Resûlullah efendimiz (sallallahü aleyhi ve sellem) şöyle buyurdu: “Beş şey gelmeden önce beş şeyi ganîmet bil. İhtiyarlık gelmeden gençliği, hastalık gelmeden sıhhati, fakirlik gelmeden zenginliği, meşgûliyet gelmeden boş vakti, ölüm gelmeden hayâtı ganîmet bil.”

İbn-i Ömer’in rivâyet ettiği hadîs-i şerîfte; “Dünyâda garip bir kimse veya bir yolcu gibi ol” buyuruldu.

Ebû Ümâme’nin rivâyet ettiği hadîs-i şerîfte, Resûlullah efendimiz buyurdu ki: “Sağda bulunan melek, sol tarafta bulunan meleğin amiridir. Kul bir iyilik yaptığı zaman, sağ taraftaki melek sol taraftakine: O iyiliği bu kul için yaz, diye emir verir. O kul kötülük yaptığı zaman, sağ taraftaki melek sol taraftakine: O kötülüğü onun için hemen yazma, yedi saat bekle. Belki yaptığı kötülük için istiğfar eder (Allahü teâlâdan affını ister) der.”

Ebû Hüreyre’nin (radıyallahü anh) bildirdiği başka bir hadîs-i şerîfte ise: “İbrâhim (aleyhisselam) ateşe atıldığı zaman, (Allahım! Sen varsın ve birsin. Ben sana ibâdet ederim) dedi” buyuruldu.  

İbn-i Abbâs’ın (radıyallahü anhüma) rivâyet ettiği hadîs-i şerîfte, Resûlullah efendimiz şöyle buyurdular. “Kim istiğfarı çoğaltırsa, Allahü teâlâ ona her keder ve gamdan bir rahatlık, her darlıktan bir çıkış yolu ve ummadığı yerden rızık nasip eder.”

Hazreti Âişe’nin (radıyallahü anha) rivâyet ettiği hadîs-i şerîfte, Resûlullah efendimiz buyurdu ki: “Mekârim-ül-ahlâk (güzel ahlâk) ondur.
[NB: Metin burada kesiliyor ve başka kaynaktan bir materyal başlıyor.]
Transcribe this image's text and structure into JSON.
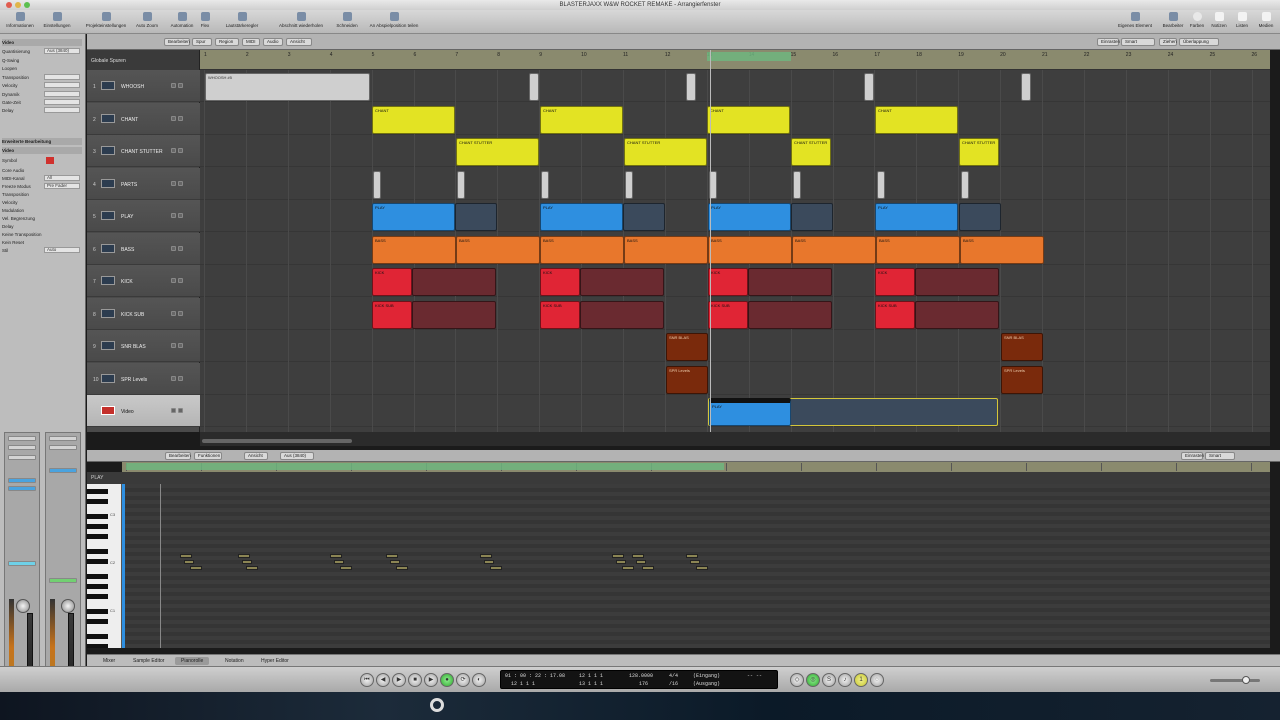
{
  "window": {
    "title": "BLASTERJAXX W&W ROCKET REMAKE - Arrangierfenster"
  },
  "toolbar": {
    "left": [
      "Informationen",
      "Einstellungen",
      "Projekteinstellungen",
      "Auto Zoom",
      "Automation",
      "Flex",
      "Lautstärkeregler",
      "Abschnitt wiederholen",
      "Schneiden",
      "An Abspielposition teilen"
    ],
    "right": [
      "Eigenes Element",
      "Bearbeiter",
      "Farben",
      "Notizen",
      "Listen",
      "Medien"
    ]
  },
  "inspector": {
    "header": "Video",
    "rows": [
      {
        "label": "Quantisierung",
        "value": "Aus (3840)"
      },
      {
        "label": "Q-Swing",
        "value": ""
      },
      {
        "label": "Loopen",
        "value": ""
      },
      {
        "label": "Transposition",
        "value": ""
      },
      {
        "label": "Velocity",
        "value": ""
      },
      {
        "label": "Dynamik",
        "value": ""
      },
      {
        "label": "Gate-Zeit",
        "value": ""
      },
      {
        "label": "Delay",
        "value": ""
      }
    ],
    "section2": "Erweiterte Bearbeitung",
    "section3": "Video",
    "rows2": [
      {
        "label": "Symbol",
        "value": ""
      },
      {
        "label": "Core Audio",
        "value": ""
      },
      {
        "label": "MIDI-Kanal",
        "value": "All"
      },
      {
        "label": "Freeze Modus",
        "value": "Pre Fader"
      },
      {
        "label": "Transposition",
        "value": ""
      },
      {
        "label": "Velocity",
        "value": ""
      },
      {
        "label": "Modulation",
        "value": ""
      },
      {
        "label": "Vel. Begrenzung",
        "value": ""
      },
      {
        "label": "Delay",
        "value": ""
      },
      {
        "label": "Keine Transposition",
        "value": ""
      },
      {
        "label": "Kein Reset",
        "value": ""
      },
      {
        "label": "Stil",
        "value": "Auto"
      }
    ],
    "strips": [
      {
        "name": "Video",
        "bottom": "Video"
      },
      {
        "name": "Stereo",
        "bottom": "Output"
      }
    ]
  },
  "arrange": {
    "toolbar_menus": [
      "Bearbeiten",
      "Spur",
      "Region",
      "MIDI",
      "Audio",
      "Ansicht"
    ],
    "right_menus": [
      "Einrasten",
      "Smart",
      "Ziehen",
      "Überlappung"
    ],
    "global_tracks_label": "Globale Spuren",
    "bar_numbers": [
      "1",
      "2",
      "3",
      "4",
      "5",
      "6",
      "7",
      "8",
      "9",
      "10",
      "11",
      "12",
      "13",
      "14",
      "15",
      "16",
      "17",
      "18",
      "19",
      "20",
      "21",
      "22",
      "23",
      "24",
      "25",
      "26"
    ],
    "tracks": [
      {
        "num": "1",
        "name": "WHOOSH"
      },
      {
        "num": "2",
        "name": "CHANT"
      },
      {
        "num": "3",
        "name": "CHANT STUTTER"
      },
      {
        "num": "4",
        "name": "PARTS"
      },
      {
        "num": "5",
        "name": "PLAY"
      },
      {
        "num": "6",
        "name": "BASS"
      },
      {
        "num": "7",
        "name": "KICK"
      },
      {
        "num": "8",
        "name": "KICK SUB"
      },
      {
        "num": "9",
        "name": "SNR BLAS"
      },
      {
        "num": "10",
        "name": "SPR Levels"
      },
      {
        "num": "",
        "name": "Video"
      }
    ],
    "region_labels": {
      "whoosh": "WHOOSH #5",
      "chant": "CHANT",
      "stutter": "CHANT STUTTER",
      "play": "PLAY",
      "bass": "BASS",
      "kick": "KICK",
      "kicksub": "KICK SUB",
      "snr": "SNR BLAS",
      "spr": "SPR Levels",
      "video": "PLAY"
    }
  },
  "piano_roll": {
    "toolbar_menus": [
      "Bearbeiten",
      "Funktionen",
      "Ansicht",
      "Aus (3840)"
    ],
    "right_info": [
      "Raster",
      "Einrasten",
      "Smart"
    ],
    "region_label": "PLAY",
    "key_labels": [
      "C3",
      "C2",
      "C1"
    ]
  },
  "bottom_tabs": [
    "Mixer",
    "Sample Editor",
    "Pianorolle",
    "Notation",
    "Hyper Editor"
  ],
  "transport": {
    "lcd": {
      "smpte": "01 : 00 : 22 : 17.08",
      "bars": "12  1  1  1",
      "bars2": "13  1  1  1",
      "tempo": "128.0000",
      "sig": "4/4",
      "sig2": "/16",
      "in": "(Eingang)",
      "out": "(Ausgang)",
      "cpu": "-- --",
      "div": "176"
    }
  },
  "colors": {
    "yellow": "#e3e323",
    "blue": "#2e8fe0",
    "orange": "#e8772c",
    "red": "#e02535",
    "brown": "#7a2a0c",
    "grey": "#cfcfcf"
  }
}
Bu güzel ahlâk babada bulunur, oğlunda bulunmayabilir. Oğlunda bulunur, babasında bulunmayabilir. Kölede olur, efendisinde olmayabilir. Allahü teâlâ bu güzel ahlâkı, saadetini dilediği kimselere vermiştir. Doğru sözlü insan, komşusu ve arkadaşı aç iken kendisi doymayan, ihtiyâcı olanın ihtiyâcını gören, emâneti muhafaza eden, kaybedenlerin kayıplarını telâfi eden, akrabayı ziyâret eden, dostunu himâye eden, misâfirine ikram eden kimsedir. Bunların hepsinin başı da cömertliktir..”

Câbir bin Abdullah’ın (radıyallahü anh) bildirdiği hadîs-i şerîfte; “Beni gören ve beni görenleri gören Müslümanların hiçbiri Cehenneme girmez” buyuruldu.